Sudden, frantic swarms disgorge from buildings in the business districts, merge and fill the streets– from here narrow pathways, rectilinear trails– surge toward the Manhattan end of the bridge. A flowing, simple physics, liquid dynamics– pressure, velocity changing where channels narrow or widen. Tension in the bridge increases, the flood approaches– this shedding off of content– minuscule creatures, human
beings insignificant among what they have made.

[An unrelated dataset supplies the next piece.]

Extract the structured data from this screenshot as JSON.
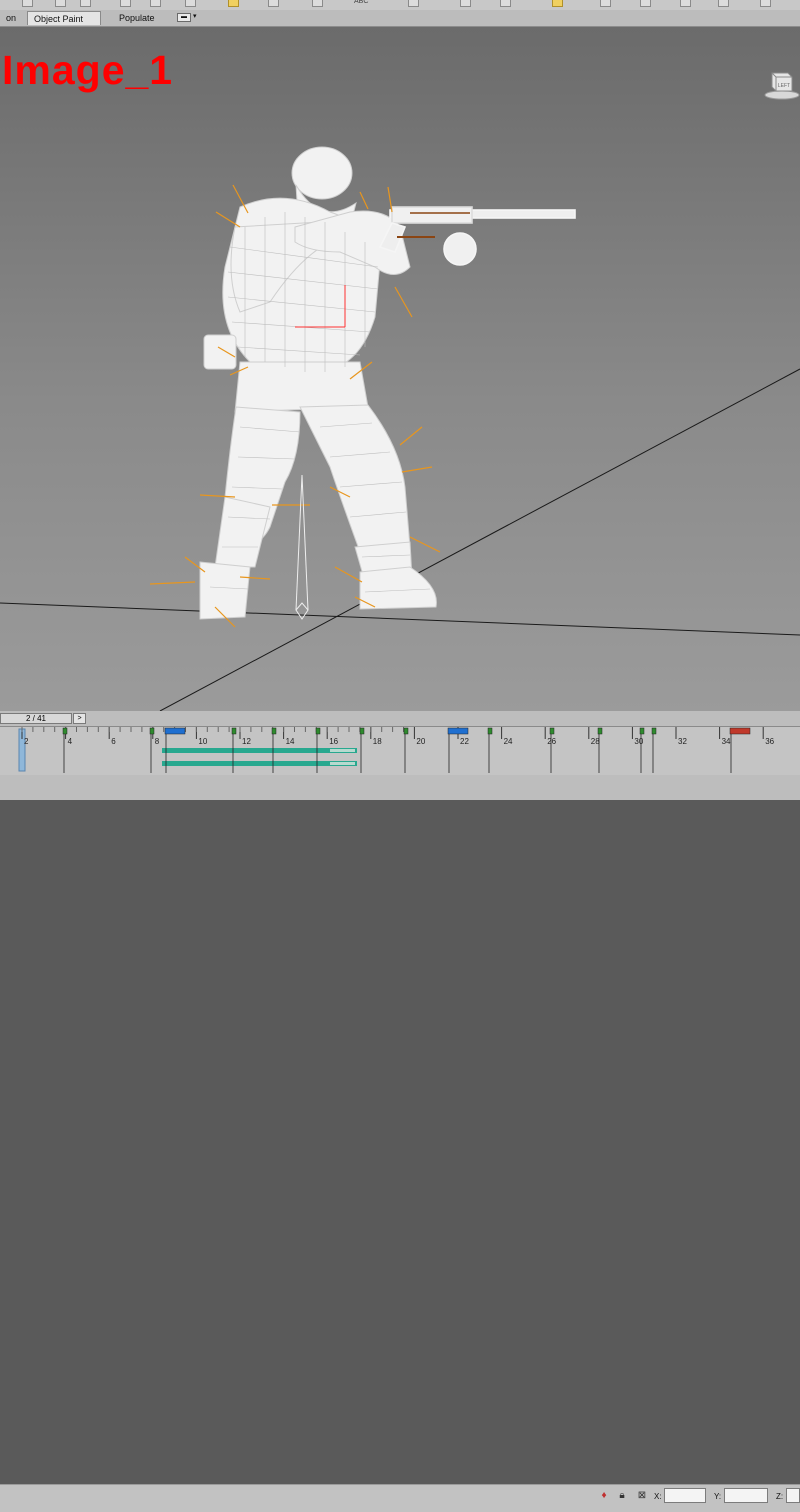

“You can set your watch by it. All social constraints destroyed in America– scholars have always thought capitalism would lead to atomization, a dust of individuals, no more cohesive than a pile of sand– but it’s only in the midst of it that it seems shapeless, jostling, chaotic. On another level, at far enough remove, it is closely structured and syncopated: each individual unpredictable, but the whole rigid and regular, a lockstep order beyond consciousness and comprehension. The idea that democracy is a mass of rugged individuals– the American conceit– fragmented, autonomous, is fundamentally wrong: the national expansion was and is only made possible by large bureaucracies: railroads, mining corporations and an ever larger federal government.”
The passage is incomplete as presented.